Published: 7 September 2006



Physical and biological risk factors for vitamin D inadequacy are known; however, cultural- and population-specific behaviours and attitudes that influence these risk factors, particularly among Asian people, are less well documented. To understand more about prevailing attitudes and behaviour toward sunlight and knowledge of vitamin D among a population at greater risk of impaired vitamin D status, poor bone health and osteoporosis, we conducted a telephone interview survey of 547 middle-aged and elderly Chinese women living in Hong Kong.
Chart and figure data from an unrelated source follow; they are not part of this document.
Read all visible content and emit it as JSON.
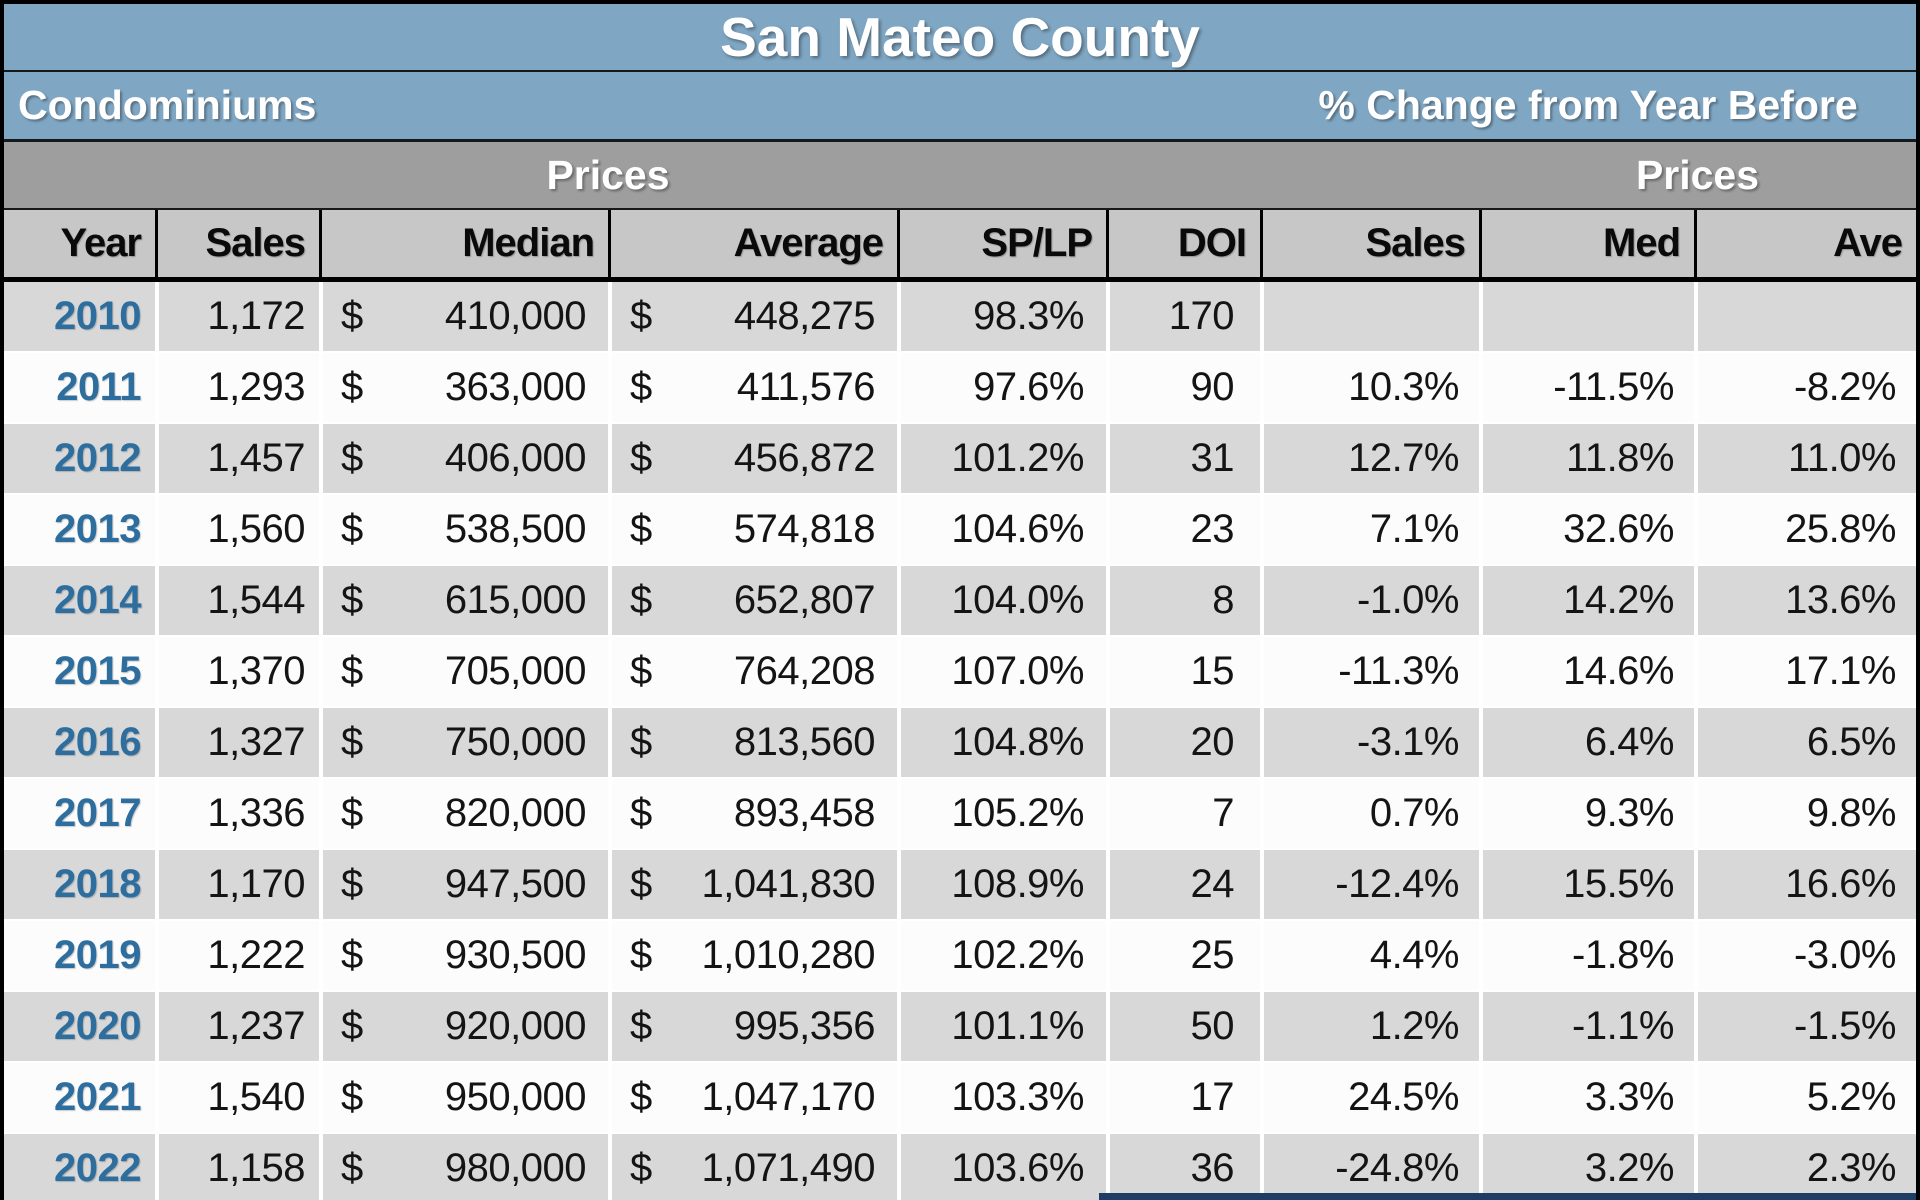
{
  "header": {
    "title": "San Mateo County",
    "left_label": "Condominiums",
    "right_label": "% Change from Year Before",
    "prices_left": "Prices",
    "prices_right": "Prices"
  },
  "table": {
    "currency_symbol": "$",
    "columns": [
      "Year",
      "Sales",
      "Median",
      "Average",
      "SP/LP",
      "DOI",
      "Sales",
      "Med",
      "Ave"
    ],
    "rows": [
      {
        "year": "2010",
        "sales": "1,172",
        "median": "410,000",
        "average": "448,275",
        "sp_lp": "98.3%",
        "doi": "170",
        "sales_chg": "",
        "med_chg": "",
        "ave_chg": ""
      },
      {
        "year": "2011",
        "sales": "1,293",
        "median": "363,000",
        "average": "411,576",
        "sp_lp": "97.6%",
        "doi": "90",
        "sales_chg": "10.3%",
        "med_chg": "-11.5%",
        "ave_chg": "-8.2%"
      },
      {
        "year": "2012",
        "sales": "1,457",
        "median": "406,000",
        "average": "456,872",
        "sp_lp": "101.2%",
        "doi": "31",
        "sales_chg": "12.7%",
        "med_chg": "11.8%",
        "ave_chg": "11.0%"
      },
      {
        "year": "2013",
        "sales": "1,560",
        "median": "538,500",
        "average": "574,818",
        "sp_lp": "104.6%",
        "doi": "23",
        "sales_chg": "7.1%",
        "med_chg": "32.6%",
        "ave_chg": "25.8%"
      },
      {
        "year": "2014",
        "sales": "1,544",
        "median": "615,000",
        "average": "652,807",
        "sp_lp": "104.0%",
        "doi": "8",
        "sales_chg": "-1.0%",
        "med_chg": "14.2%",
        "ave_chg": "13.6%"
      },
      {
        "year": "2015",
        "sales": "1,370",
        "median": "705,000",
        "average": "764,208",
        "sp_lp": "107.0%",
        "doi": "15",
        "sales_chg": "-11.3%",
        "med_chg": "14.6%",
        "ave_chg": "17.1%"
      },
      {
        "year": "2016",
        "sales": "1,327",
        "median": "750,000",
        "average": "813,560",
        "sp_lp": "104.8%",
        "doi": "20",
        "sales_chg": "-3.1%",
        "med_chg": "6.4%",
        "ave_chg": "6.5%"
      },
      {
        "year": "2017",
        "sales": "1,336",
        "median": "820,000",
        "average": "893,458",
        "sp_lp": "105.2%",
        "doi": "7",
        "sales_chg": "0.7%",
        "med_chg": "9.3%",
        "ave_chg": "9.8%"
      },
      {
        "year": "2018",
        "sales": "1,170",
        "median": "947,500",
        "average": "1,041,830",
        "sp_lp": "108.9%",
        "doi": "24",
        "sales_chg": "-12.4%",
        "med_chg": "15.5%",
        "ave_chg": "16.6%"
      },
      {
        "year": "2019",
        "sales": "1,222",
        "median": "930,500",
        "average": "1,010,280",
        "sp_lp": "102.2%",
        "doi": "25",
        "sales_chg": "4.4%",
        "med_chg": "-1.8%",
        "ave_chg": "-3.0%"
      },
      {
        "year": "2020",
        "sales": "1,237",
        "median": "920,000",
        "average": "995,356",
        "sp_lp": "101.1%",
        "doi": "50",
        "sales_chg": "1.2%",
        "med_chg": "-1.1%",
        "ave_chg": "-1.5%"
      },
      {
        "year": "2021",
        "sales": "1,540",
        "median": "950,000",
        "average": "1,047,170",
        "sp_lp": "103.3%",
        "doi": "17",
        "sales_chg": "24.5%",
        "med_chg": "3.3%",
        "ave_chg": "5.2%"
      },
      {
        "year": "2022",
        "sales": "1,158",
        "median": "980,000",
        "average": "1,071,490",
        "sp_lp": "103.6%",
        "doi": "36",
        "sales_chg": "-24.8%",
        "med_chg": "3.2%",
        "ave_chg": "2.3%"
      }
    ]
  },
  "colors": {
    "band_blue": "#7FA7C4",
    "prices_gray": "#9E9E9E",
    "header_gray": "#C7C7C7",
    "row_gray": "#D8D8D8",
    "row_white": "#FCFCFC",
    "year_blue": "#2D6E9E",
    "next_section_navy": "#1E3C64"
  },
  "chart_data": {
    "type": "table",
    "title": "San Mateo County",
    "subtitle": "Condominiums",
    "change_header": "% Change from Year Before",
    "group_headers": [
      "Prices",
      "Prices"
    ],
    "columns": [
      "Year",
      "Sales",
      "Median Price ($)",
      "Average Price ($)",
      "SP/LP",
      "DOI",
      "Sales % Change",
      "Median % Change",
      "Average % Change"
    ],
    "rows": [
      [
        2010,
        1172,
        410000,
        448275,
        98.3,
        170,
        null,
        null,
        null
      ],
      [
        2011,
        1293,
        363000,
        411576,
        97.6,
        90,
        10.3,
        -11.5,
        -8.2
      ],
      [
        2012,
        1457,
        406000,
        456872,
        101.2,
        31,
        12.7,
        11.8,
        11.0
      ],
      [
        2013,
        1560,
        538500,
        574818,
        104.6,
        23,
        7.1,
        32.6,
        25.8
      ],
      [
        2014,
        1544,
        615000,
        652807,
        104.0,
        8,
        -1.0,
        14.2,
        13.6
      ],
      [
        2015,
        1370,
        705000,
        764208,
        107.0,
        15,
        -11.3,
        14.6,
        17.1
      ],
      [
        2016,
        1327,
        750000,
        813560,
        104.8,
        20,
        -3.1,
        6.4,
        6.5
      ],
      [
        2017,
        1336,
        820000,
        893458,
        105.2,
        7,
        0.7,
        9.3,
        9.8
      ],
      [
        2018,
        1170,
        947500,
        1041830,
        108.9,
        24,
        -12.4,
        15.5,
        16.6
      ],
      [
        2019,
        1222,
        930500,
        1010280,
        102.2,
        25,
        4.4,
        -1.8,
        -3.0
      ],
      [
        2020,
        1237,
        920000,
        995356,
        101.1,
        50,
        1.2,
        -1.1,
        -1.5
      ],
      [
        2021,
        1540,
        950000,
        1047170,
        103.3,
        17,
        24.5,
        3.3,
        5.2
      ],
      [
        2022,
        1158,
        980000,
        1071490,
        103.6,
        36,
        -24.8,
        3.2,
        2.3
      ]
    ]
  }
}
All telephone interviews were conducted using the Computer Assisted Telephone Technique and target respondents were selected by random sampling. Interviews were conducted in Cantonese and eighteen main questions were asked pertaining to personal characteristics, perceptions, attitudes and behaviour toward sunlight, and knowledge about vitamin D.


The survey results showed that 62.3% (n = 341) did not like going in the sun and 66.7% of respondents spent an average of 6–10 hours indoors, between 6:30 am and 7:00 pm, during weekdays. However, 58% of people thought that they had enough exposure to sunlight. The majority had heard of vitamin D, but knowledge about the role and sources of vitamin D was low. Among those who knew that sunlight was a source of vitamin D, the majority spent less than 1 h in the sun in the past week (76.4% vs 23.6%, < 1 h in the sun in the past week vs > 1 h in the sun in the past week, chi-square p < 0.05). There were significantly more users of sunscreen products (75.5% vs 53.0%, p < 0.0001, sunscreen users vs non-users) and parasols (68.4% vs 43.7%, p < 0.0001, parasol users vs non-users) among respondents who knew that vitamin D was good for bone health and that sunlight was a source of vitamin D. Age, occupation, subjects who liked going in the sun were factors associated with awareness of vitamin D but age was the only predictive factor for giving correct answers to the actions and sources of vitamin D.


The survey revealed considerable ignorance and confusion about the role of sunlight in vitamin D production, and the function and sources of vitamin D. Attitudes and behaviour toward sunlight were largely negative and many took measures to avoid sunlight, particularly among younger (middle-aged) women who had good awareness of vitamin D.